# The Oswald Card Shot



## M.J (Nov 1, 2010)

I've been shooting out my kitchen window for a while now when it's too cold to go out. The distance to my catchbox is about 65' and at a downward elevation. Also I have to shoot from a heavily knees-bent stance to get under the window frame. Hey, it beats not shooting!

My usual target is a practice golf ball but today after I did my earlier card-cut video I noticed that the clamp for the card was lined up perfectly for a card cut attempt.

I didn't quite get it done today but I sure had fun! Here's the (tastelessly named) Lee Harvey Oswald card shot:


----------



## Henry the Hermit (Jun 2, 2010)

Now, that's hard core. LOL

No snow (frozen water type) in Panama.


----------



## Charles (Aug 26, 2010)

Nice shooting, as usual, M.J .... Maybe you need to paste the picture of a politician on that card!!!!

Cheers .... Charles


----------



## Lee Silva (Feb 9, 2013)

Ohhh He[[z yeah!!! LoL! You'd better get yourself a beer while you're in there, Oswald! Cause they're gonna put you away for a very long time for that shot. That's murder one, all day in my book!!! Whoooowhooo!!!


----------



## Flatband (Dec 18, 2009)

A card from 65 feet-I can just make out my car at 65 feet!!!!!!! Awesome as usual MJ!


----------



## devils son in law (Sep 2, 2014)

Dude, you ain't right!!! : )


----------



## Lee Silva (Feb 9, 2013)

Flatband said:


> A card from 65 feet-I can just make out my car at 65 feet!!!!!!! Awesome as usual MJ!
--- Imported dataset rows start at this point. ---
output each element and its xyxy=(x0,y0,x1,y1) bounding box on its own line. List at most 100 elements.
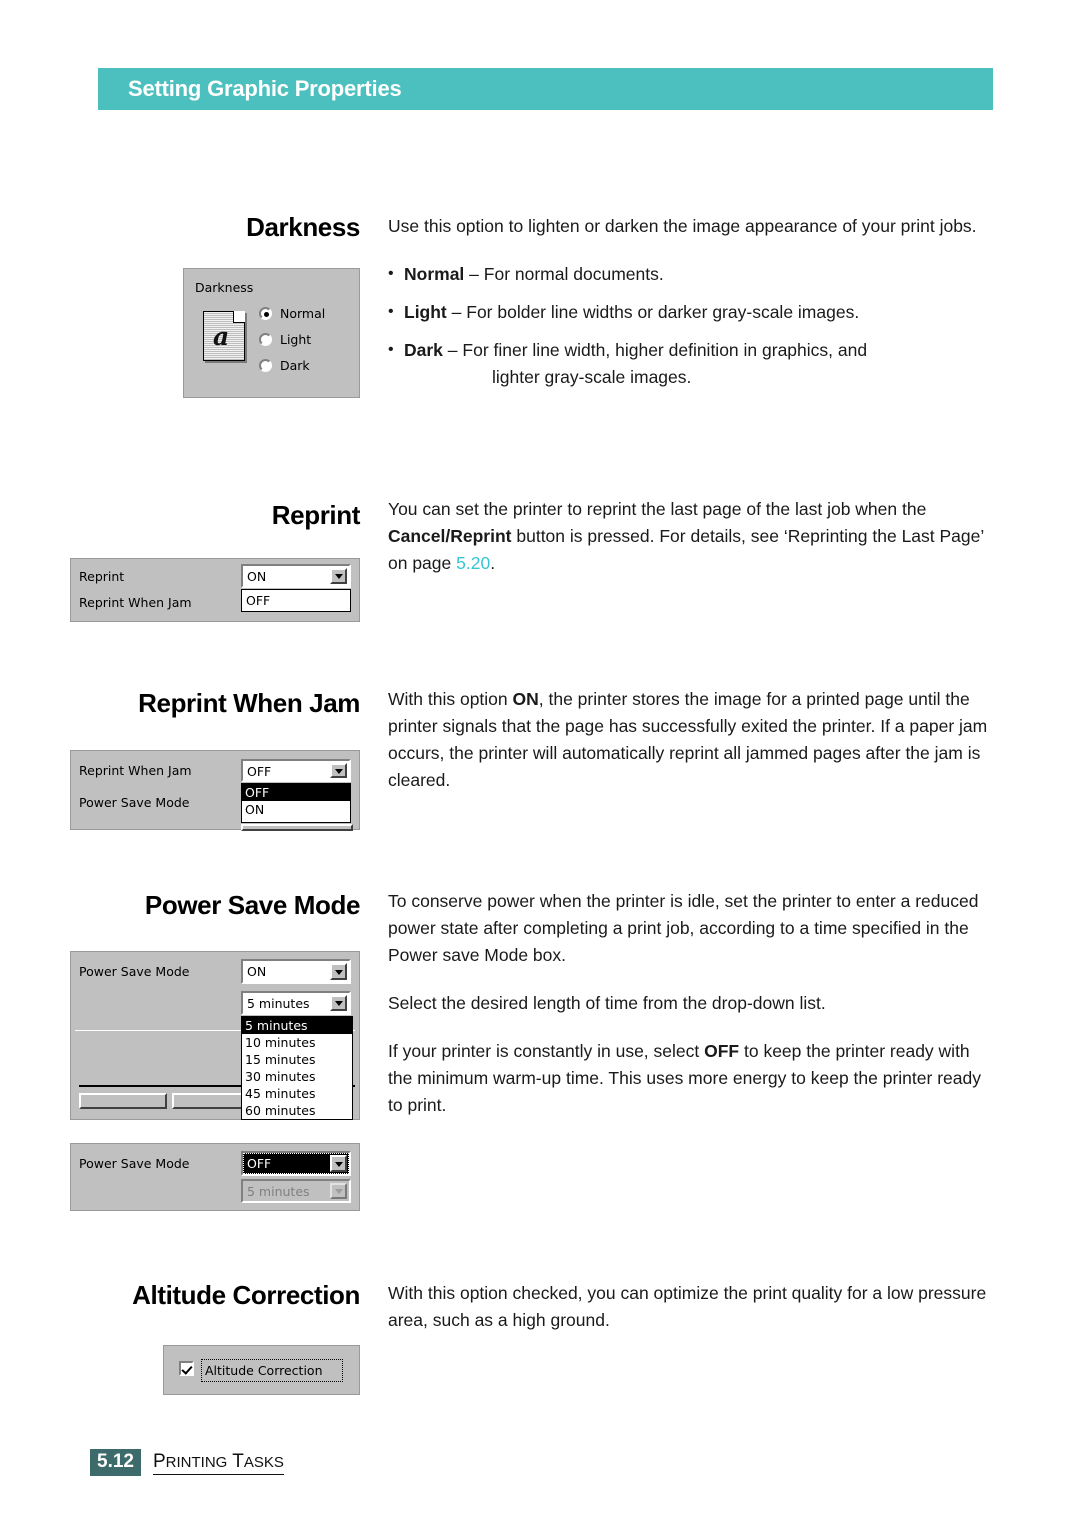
bullet-dash: – xyxy=(469,264,479,284)
reprint-body: You can set the printer to reprint the l… xyxy=(388,496,998,577)
run: With this option xyxy=(388,689,513,709)
section-heading-altitude-correction: Altitude Correction xyxy=(132,1280,360,1310)
dropdown-option-60-minutes[interactable]: 60 minutes xyxy=(242,1102,352,1119)
bullet-text: For bolder line widths or darker gray-sc… xyxy=(466,302,860,322)
altitude-correction-checkbox[interactable] xyxy=(179,1361,194,1376)
chevron-down-icon[interactable] xyxy=(330,995,347,1011)
rwj-dropdown-list[interactable]: OFF ON xyxy=(241,783,351,823)
reprint-when-jam-paragraph: With this option ON, the printer stores … xyxy=(388,686,998,794)
radio-knob-dark[interactable] xyxy=(259,359,272,372)
radio-label-normal: Normal xyxy=(280,306,326,321)
reprint-when-jam-body: With this option ON, the printer stores … xyxy=(388,686,998,794)
list-item: Light – For bolder line widths or darker… xyxy=(388,298,998,326)
darkness-body: Use this option to lighten or darken the… xyxy=(388,213,998,402)
psm-time-value: 5 minutes xyxy=(247,996,310,1011)
list-item: Dark – For finer line width, higher defi… xyxy=(388,336,998,391)
darkness-group-label: Darkness xyxy=(195,280,254,295)
dropdown-option-30-minutes[interactable]: 30 minutes xyxy=(242,1068,352,1085)
run: . xyxy=(490,553,496,573)
psm-off-time-combo: 5 minutes xyxy=(241,1179,351,1203)
rwj-row1-label: Reprint When Jam xyxy=(79,763,192,778)
power-save-paragraph-3: If your printer is constantly in use, se… xyxy=(388,1038,998,1119)
chevron-down-icon xyxy=(330,1183,347,1199)
darkness-dialog: Darkness a Normal Light Dark xyxy=(183,268,360,398)
page-title: Setting Graphic Properties xyxy=(128,76,402,101)
reprint-combo-value: ON xyxy=(247,569,267,584)
reprint-row-label: Reprint xyxy=(79,569,125,584)
page-fold-corner xyxy=(233,311,245,323)
power-save-dialog-on: Power Save Mode ON 5 minutes 5 minutes 1… xyxy=(70,951,360,1120)
reprint-combo[interactable]: ON xyxy=(241,564,351,588)
reprint-when-jam-combo[interactable]: OFF xyxy=(241,589,351,612)
dropdown-option-10-minutes[interactable]: 10 minutes xyxy=(242,1034,352,1051)
psm-row-label: Power Save Mode xyxy=(79,964,190,979)
chevron-down-icon[interactable] xyxy=(330,568,347,584)
altitude-correction-dialog: Altitude Correction xyxy=(163,1345,360,1395)
footer-section-label: PRINTING TASKS xyxy=(152,1451,284,1475)
bullet-dash: – xyxy=(447,340,458,360)
dropdown-option-45-minutes[interactable]: 45 minutes xyxy=(242,1085,352,1102)
dropdown-option-5-minutes[interactable]: 5 minutes xyxy=(242,1017,352,1034)
dropdown-option-15-minutes[interactable]: 15 minutes xyxy=(242,1051,352,1068)
psm-time-combo[interactable]: 5 minutes xyxy=(241,991,351,1015)
altitude-correction-checkbox-label: Altitude Correction xyxy=(205,1363,323,1378)
run: You can set the printer to reprint the l… xyxy=(388,499,927,519)
radio-knob-light[interactable] xyxy=(259,333,272,346)
psm-mode-value: ON xyxy=(247,964,267,979)
power-save-dialog-off: Power Save Mode OFF 5 minutes xyxy=(70,1143,360,1211)
reprint-when-jam-dialog: Reprint When Jam Power Save Mode OFF OFF… xyxy=(70,750,360,831)
power-save-paragraph-2: Select the desired length of time from t… xyxy=(388,993,826,1013)
run-bold: Cancel/Reprint xyxy=(388,526,512,546)
page-footer: 5.12 PRINTING TASKS xyxy=(90,1449,284,1476)
chevron-down-icon[interactable] xyxy=(330,1155,347,1172)
bullet-term: Dark xyxy=(404,340,443,360)
bullet-dash: – xyxy=(451,302,462,322)
radio-label-light: Light xyxy=(280,332,312,347)
altitude-body: With this option checked, you can optimi… xyxy=(388,1280,998,1334)
section-heading-reprint-when-jam: Reprint When Jam xyxy=(138,688,360,718)
darkness-intro: Use this option to lighten or darken the… xyxy=(388,216,977,236)
psm-off-time-value: 5 minutes xyxy=(247,1184,310,1199)
reprint-dialog: Reprint Reprint When Jam ON OFF xyxy=(70,558,360,622)
rwj-combo[interactable]: OFF xyxy=(241,759,351,782)
run: If your printer is constantly in use, se… xyxy=(388,1041,705,1061)
psm-off-mode-combo[interactable]: OFF xyxy=(241,1151,351,1176)
rwj-combo-value: OFF xyxy=(247,764,272,779)
chevron-down-icon[interactable] xyxy=(330,963,347,980)
psm-mode-combo[interactable]: ON xyxy=(241,959,351,984)
chevron-down-icon[interactable] xyxy=(330,763,347,778)
list-item: Normal – For normal documents. xyxy=(388,260,998,288)
rwj-row2-label: Power Save Mode xyxy=(79,795,190,810)
dialog-button-left[interactable] xyxy=(79,1093,167,1109)
bullet-text: For finer line width, higher definition … xyxy=(462,340,868,360)
dropdown-option-on[interactable]: ON xyxy=(242,801,350,818)
darkness-bullet-list: Normal – For normal documents. Light – F… xyxy=(388,260,998,391)
bullet-text-cont: lighter gray-scale images. xyxy=(492,367,692,387)
page-header-band: Setting Graphic Properties xyxy=(98,68,993,110)
psm-time-dropdown-list[interactable]: 5 minutes 10 minutes 15 minutes 30 minut… xyxy=(241,1016,353,1120)
power-save-body: To conserve power when the printer is id… xyxy=(388,888,998,1119)
document-a-icon: a xyxy=(203,311,245,361)
power-save-paragraph-1: To conserve power when the printer is id… xyxy=(388,891,979,965)
radio-label-dark: Dark xyxy=(280,358,310,373)
reprint-when-jam-row-label: Reprint When Jam xyxy=(79,595,192,610)
letter-a-glyph: a xyxy=(213,322,230,351)
radio-knob-normal[interactable] xyxy=(259,307,272,320)
page-reference[interactable]: 5.20 xyxy=(456,553,490,573)
bullet-term: Normal xyxy=(404,264,465,284)
altitude-paragraph: With this option checked, you can optimi… xyxy=(388,1283,987,1330)
psm-off-row-label: Power Save Mode xyxy=(79,1156,190,1171)
bullet-term: Light xyxy=(404,302,447,322)
reprint-paragraph: You can set the printer to reprint the l… xyxy=(388,496,998,577)
dropdown-option-off[interactable]: OFF xyxy=(242,784,350,801)
run-bold: ON xyxy=(512,689,539,709)
section-heading-darkness: Darkness xyxy=(246,212,360,242)
bullet-text: For normal documents. xyxy=(483,264,664,284)
dialog-edge-bar xyxy=(241,824,353,831)
run-bold: OFF xyxy=(704,1041,740,1061)
footer-page-number: 5.12 xyxy=(90,1449,141,1476)
reprint-when-jam-combo-value: OFF xyxy=(246,593,271,608)
section-heading-reprint: Reprint xyxy=(271,500,361,530)
section-heading-power-save-mode: Power Save Mode xyxy=(144,890,360,920)
psm-off-mode-value: OFF xyxy=(247,1156,272,1171)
Holy crap, Gary!!! You need to lay off the nude-y-books,man!!!!

Hey! You already got yourself a scoring partner picked out for the ECST this year??? hehehe


----------



## Beanflip (Sep 11, 2010)

Hilarious and awesome at the same time! No cold slow bands for you. 

(Hmmmm, what window can I shoot out of??)


----------



## Dayhiker (Mar 13, 2010)

:bowdown: That was uber impressive! Thank you MJ for making me feel like *I'm *the sane one around here for a change.


----------



## M.J (Nov 1, 2010)

I'm just glad I didn't fall on my butt getting in or out of the door, that whole area is solid ice! :lol:


----------



## Flatband (Dec 18, 2009)

Hope you did the dishes for Jodigirl while you were in there!!!!!


----------



## Flatband (Dec 18, 2009)

Lee Silva said:


> Flatband said:
> 
> 
> > A card from 65 feet-I can just make out my car at 65 feet!!!!!!! Awesome as usual MJ!
> ...


I know one thing, if we have a speed shoot at the ECST this year either you or MJ are my partners!


----------



## leon13 (Oct 4, 2012)

WOW cool ;-)
in to ways ;-)
Cheers


----------



## Susi (Mar 3, 2013)

Yeah, nice shootin'... noticed it's set up for a slot... If you place a piece of broken band, say an inch or a bit less, folded in with the other bands it will take up slap like a shim, in the slot if the slot's too wide when you stretch and insert the bands into the slots to hold your present band set, that way you can forget the loop inserts thingies in the band to prevent the bands from slipping

Nice ergo shooter too... no wonder it's your fav TTF. And I'm, as usual, with Charlies... pasting a politician's pic on the card first...prefereably a liberal.


----------



## Tentacle Toast (Jan 17, 2013)

...where's the hot, blood-spattered card next to it trying desperately to hold the pieces together?


----------



## treefork (Feb 1, 2010)

Nice.


----------